La Cardinal brassée en Argovie: choc à Fribourg
01.09.2010 13:06Le président du Conseil d'Etat fribourgeois Beat Vonlanthen est "choqué" par l'annonce de Feldschlösschen. Contacté par tsrinfo.ch, il se dit "irrité" par la manière de faire. Le gouvernement n'a été informé que lundi soir de la décision du brasseur et n'a jamais été inclus dans la recherche de solutions, a déclaré le porte-parole du Département de l'économie et de l'emploi Thomas Gut.
Les autorités rencontreront mardi à 17h00 le directeur de Feldschlösschen, Thomas Metzger. Beat Vonlanthen ne désespère pas de le faire revenir sur sa décision, même s'il ne se fait pas trop d'illusions. "La marge de manoeuvre est étroite. La situation n'est plus la même qu'en 1996. La brasserie de Fribourg représentait encore 60% de la production du groupe, alors qu'elle ne pèse plus que 40% aujourd'hui".

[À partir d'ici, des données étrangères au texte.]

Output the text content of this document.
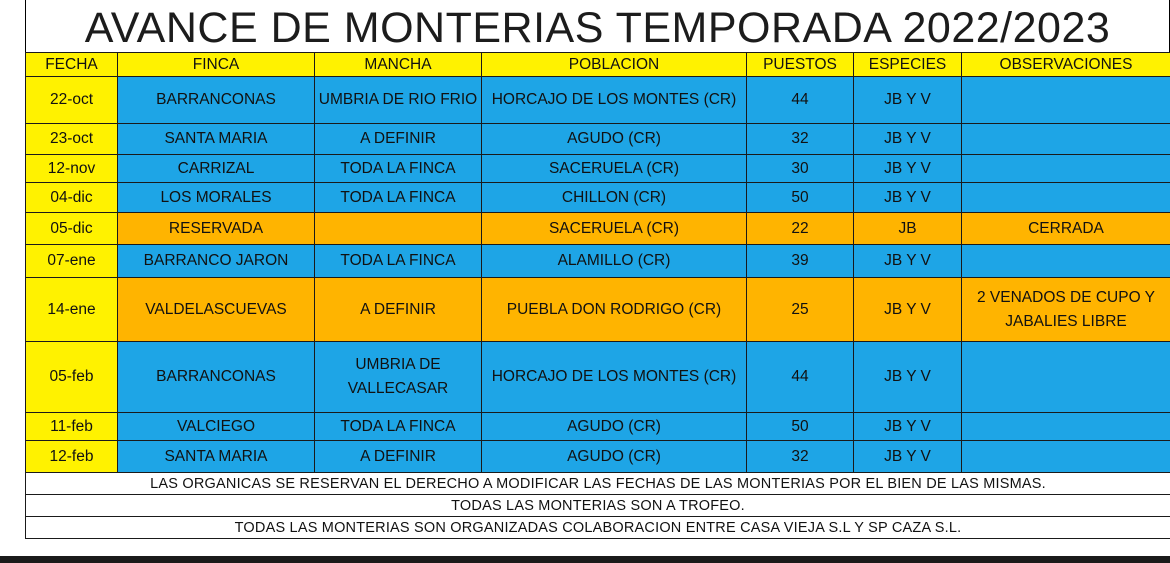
AVANCE DE MONTERIAS TEMPORADA 2022/2023
FECHA	FINCA	MANCHA	POBLACION	PUESTOS	ESPECIES	OBSERVACIONES
22-oct	BARRANCONAS	UMBRIA DE RIO FRIO	HORCAJO DE LOS MONTES (CR)	44	JB Y V	
23-oct	SANTA MARIA	A DEFINIR	AGUDO (CR)	32	JB Y V	
12-nov	CARRIZAL	TODA LA FINCA	SACERUELA (CR)	30	JB Y V	
04-dic	LOS MORALES	TODA LA FINCA	CHILLON (CR)	50	JB Y V	
05-dic	RESERVADA		SACERUELA (CR)	22	JB	CERRADA
07-ene	BARRANCO JARON	TODA LA FINCA	ALAMILLO (CR)	39	JB Y V	
14-ene	VALDELASCUEVAS	A DEFINIR	PUEBLA DON RODRIGO (CR)	25	JB Y V	2 VENADOS DE CUPO Y JABALIES LIBRE
05-feb	BARRANCONAS	UMBRIA DE VALLECASAR	HORCAJO DE LOS MONTES (CR)	44	JB Y V	
11-feb	VALCIEGO	TODA LA FINCA	AGUDO (CR)	50	JB Y V	
12-feb	SANTA MARIA	A DEFINIR	AGUDO (CR)	32	JB Y V	
LAS ORGANICAS SE RESERVAN EL DERECHO A MODIFICAR LAS FECHAS DE LAS MONTERIAS POR EL BIEN DE LAS MISMAS.						
TODAS LAS MONTERIAS SON A TROFEO.						
TODAS LAS MONTERIAS SON ORGANIZADAS COLABORACION ENTRE CASA VIEJA S.L Y SP CAZA S.L.						
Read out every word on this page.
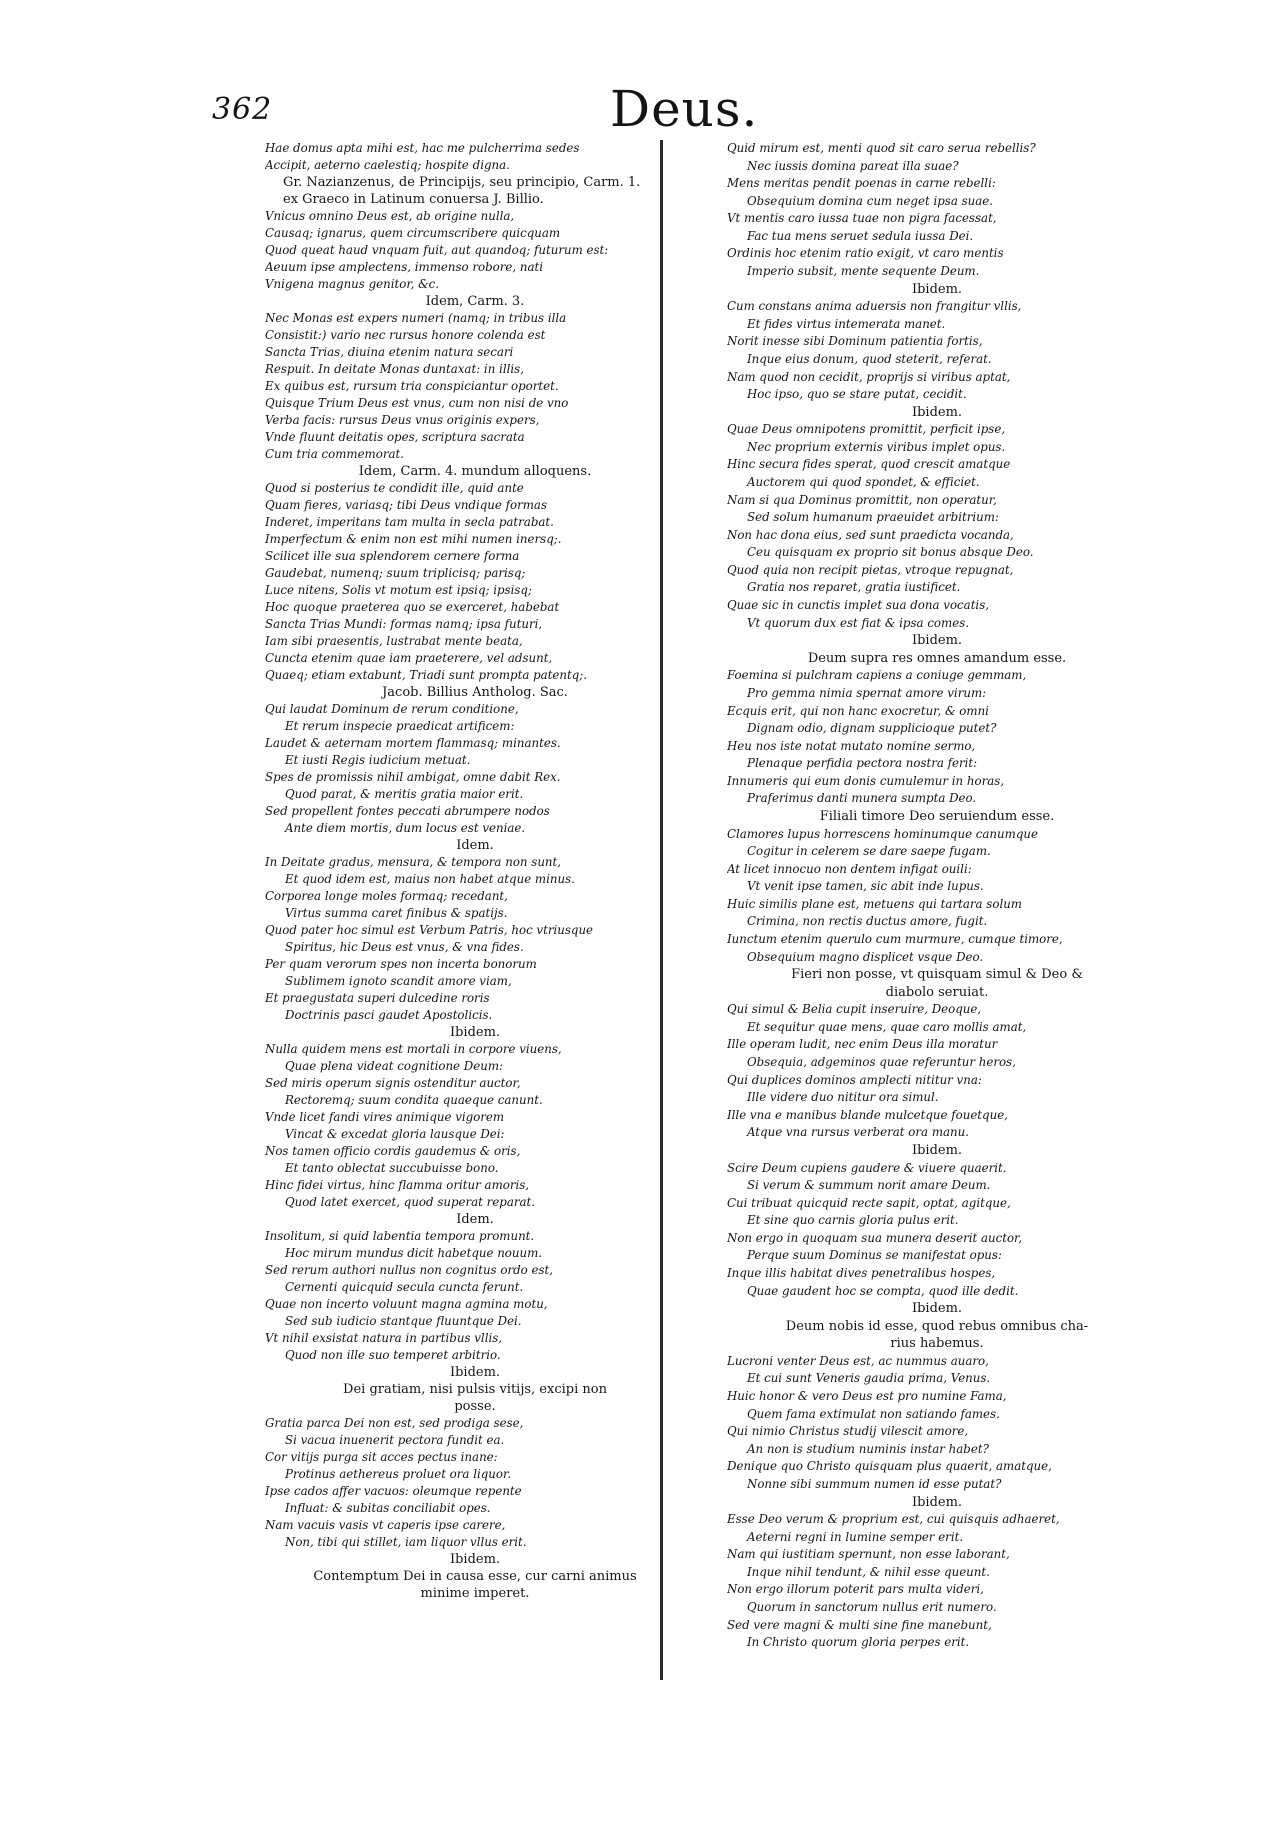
362	Deus.
Hae domus apta mihi est, hac me pulcherrima sedes
Accipit, aeterno caelestiq; hospite digna.
Gr. Nazianzenus, de Principijs, seu principio, Carm. 1.
ex Graeco in Latinum conuersa J. Billio.
Vnicus omnino Deus est, ab origine nulla,
Causaq; ignarus, quem circumscribere quicquam
Quod queat haud vnquam fuit, aut quandoq; futurum est:
Aeuum ipse amplectens, immenso robore, nati
Vnigena magnus genitor, &c.
Idem, Carm. 3.
Nec Monas est expers numeri (namq; in tribus illa
Consistit:) vario nec rursus honore colenda est
Sancta Trias, diuina etenim natura secari
Respuit. In deitate Monas duntaxat: in illis,
Ex quibus est, rursum tria conspiciantur oportet.
Quisque Trium Deus est vnus, cum non nisi de vno
Verba facis: rursus Deus vnus originis expers,
Vnde fluunt deitatis opes, scriptura sacrata
Cum tria commemorat.
Idem, Carm. 4. mundum alloquens.
Quod si posterius te condidit ille, quid ante
Quam fieres, variasq; tibi Deus vndique formas
Inderet, imperitans tam multa in secla patrabat.
Imperfectum & enim non est mihi numen inersq;.
Scilicet ille sua splendorem cernere forma
Gaudebat, numenq; suum triplicisq; parisq;
Luce nitens, Solis vt motum est ipsiq; ipsisq;
Hoc quoque praeterea quo se exerceret, habebat
Sancta Trias Mundi: formas namq; ipsa futuri,
Iam sibi praesentis, lustrabat mente beata,
Cuncta etenim quae iam praeterere, vel adsunt,
Quaeq; etiam extabunt, Triadi sunt prompta patentq;.
Jacob. Billius Antholog. Sac.
Qui laudat Dominum de rerum conditione,
Et rerum inspecie praedicat artificem:
Laudet & aeternam mortem flammasq; minantes.
Et iusti Regis iudicium metuat.
Spes de promissis nihil ambigat, omne dabit Rex.
Quod parat, & meritis gratia maior erit.
Sed propellent fontes peccati abrumpere nodos
Ante diem mortis, dum locus est veniae.
Idem.
In Deitate gradus, mensura, & tempora non sunt,
Et quod idem est, maius non habet atque minus.
Corporea longe moles formaq; recedant,
Virtus summa caret finibus & spatijs.
Quod pater hoc simul est Verbum Patris, hoc vtriusque
Spiritus, hic Deus est vnus, & vna fides.
Per quam verorum spes non incerta bonorum
Sublimem ignoto scandit amore viam,
Et praegustata superi dulcedine roris
Doctrinis pasci gaudet Apostolicis.
Ibidem.
Nulla quidem mens est mortali in corpore viuens,
Quae plena videat cognitione Deum:
Sed miris operum signis ostenditur auctor,
Rectoremq; suum condita quaeque canunt.
Vnde licet fandi vires animique vigorem
Vincat & excedat gloria lausque Dei:
Nos tamen officio cordis gaudemus & oris,
Et tanto oblectat succubuisse bono.
Hinc fidei virtus, hinc flamma oritur amoris,
Quod latet exercet, quod superat reparat.
Idem.
Insolitum, si quid labentia tempora promunt.
Hoc mirum mundus dicit habetque nouum.
Sed rerum authori nullus non cognitus ordo est,
Cernenti quicquid secula cuncta ferunt.
Quae non incerto voluunt magna agmina motu,
Sed sub iudicio stantque fluuntque Dei.
Vt nihil exsistat natura in partibus vllis,
Quod non ille suo temperet arbitrio.
Ibidem.
Dei gratiam, nisi pulsis vitijs, excipi non
posse.
Gratia parca Dei non est, sed prodiga sese,
Si vacua inuenerit pectora fundit ea.
Cor vitijs purga sit acces pectus inane:
Protinus aethereus proluet ora liquor.
Ipse cados affer vacuos: oleumque repente
Influat: & subitas conciliabit opes.
Nam vacuis vasis vt caperis ipse carere,
Non, tibi qui stillet, iam liquor vllus erit.
Ibidem.
Contemptum Dei in causa esse, cur carni animus
minime imperet.
Quid mirum est, menti quod sit caro serua rebellis?
Nec iussis domina pareat illa suae?
Mens meritas pendit poenas in carne rebelli:
Obsequium domina cum neget ipsa suae.
Vt mentis caro iussa tuae non pigra facessat,
Fac tua mens seruet sedula iussa Dei.
Ordinis hoc etenim ratio exigit, vt caro mentis
Imperio subsit, mente sequente Deum.
Ibidem.
Cum constans anima aduersis non frangitur vllis,
Et fides virtus intemerata manet.
Norit inesse sibi Dominum patientia fortis,
Inque eius donum, quod steterit, referat.
Nam quod non cecidit, proprijs si viribus aptat,
Hoc ipso, quo se stare putat, cecidit.
Ibidem.
Quae Deus omnipotens promittit, perficit ipse,
Nec proprium externis viribus implet opus.
Hinc secura fides sperat, quod crescit amatque
Auctorem qui quod spondet, & efficiet.
Nam si qua Dominus promittit, non operatur,
Sed solum humanum praeuidet arbitrium:
Non hac dona eius, sed sunt praedicta vocanda,
Ceu quisquam ex proprio sit bonus absque Deo.
Quod quia non recipit pietas, vtroque repugnat,
Gratia nos reparet, gratia iustificet.
Quae sic in cunctis implet sua dona vocatis,
Vt quorum dux est fiat & ipsa comes.
Ibidem.
Deum supra res omnes amandum esse.
Foemina si pulchram capiens a coniuge gemmam,
Pro gemma nimia spernat amore virum:
Ecquis erit, qui non hanc exocretur, & omni
Dignam odio, dignam supplicioque putet?
Heu nos iste notat mutato nomine sermo,
Plenaque perfidia pectora nostra ferit:
Innumeris qui eum donis cumulemur in horas,
Praferimus danti munera sumpta Deo.
Filiali timore Deo seruiendum esse.
Clamores lupus horrescens hominumque canumque
Cogitur in celerem se dare saepe fugam.
At licet innocuo non dentem infigat ouili:
Vt venit ipse tamen, sic abit inde lupus.
Huic similis plane est, metuens qui tartara solum
Crimina, non rectis ductus amore, fugit.
Iunctum etenim querulo cum murmure, cumque timore,
Obsequium magno displicet vsque Deo.
Fieri non posse, vt quisquam simul & Deo &
diabolo seruiat.
Qui simul & Belia cupit inseruire, Deoque,
Et sequitur quae mens, quae caro mollis amat,
Ille operam ludit, nec enim Deus illa moratur
Obsequia, adgeminos quae referuntur heros,
Qui duplices dominos amplecti nititur vna:
Ille videre duo nititur ora simul.
Ille vna e manibus blande mulcetque fouetque,
Atque vna rursus verberat ora manu.
Ibidem.
Scire Deum cupiens gaudere & viuere quaerit.
Si verum & summum norit amare Deum.
Cui tribuat quicquid recte sapit, optat, agitque,
Et sine quo carnis gloria pulus erit.
Non ergo in quoquam sua munera deserit auctor,
Perque suum Dominus se manifestat opus:
Inque illis habitat dives penetralibus hospes,
Quae gaudent hoc se compta, quod ille dedit.
Ibidem.
Deum nobis id esse, quod rebus omnibus cha-
rius habemus.
Lucroni venter Deus est, ac nummus auaro,
Et cui sunt Veneris gaudia prima, Venus.
Huic honor & vero Deus est pro numine Fama,
Quem fama extimulat non satiando fames.
Qui nimio Christus studij vilescit amore,
An non is studium numinis instar habet?
Denique quo Christo quisquam plus quaerit, amatque,
Nonne sibi summum numen id esse putat?
Ibidem.
Esse Deo verum & proprium est, cui quisquis adhaeret,
Aeterni regni in lumine semper erit.
Nam qui iustitiam spernunt, non esse laborant,
Inque nihil tendunt, & nihil esse queunt.
Non ergo illorum poterit pars multa videri,
Quorum in sanctorum nullus erit numero.
Sed vere magni & multi sine fine manebunt,
In Christo quorum gloria perpes erit.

Le président de Feldschlösschen a expliqué les raisons de la fermeture. [Keystone]
Beat Vonlanthen se refuse à aborder la question des pertes fiscales liées au départ d'une grande entreprise. Pour lui, la perte pour le canton est avant tout symbolique et humaine. "La priorité va aux collaborateurs et collaboratrices de Cardinal". Une "task force Cardinal" va être mise en place par le canton pour chercher des solutions en accord avec la ville de Fribourg.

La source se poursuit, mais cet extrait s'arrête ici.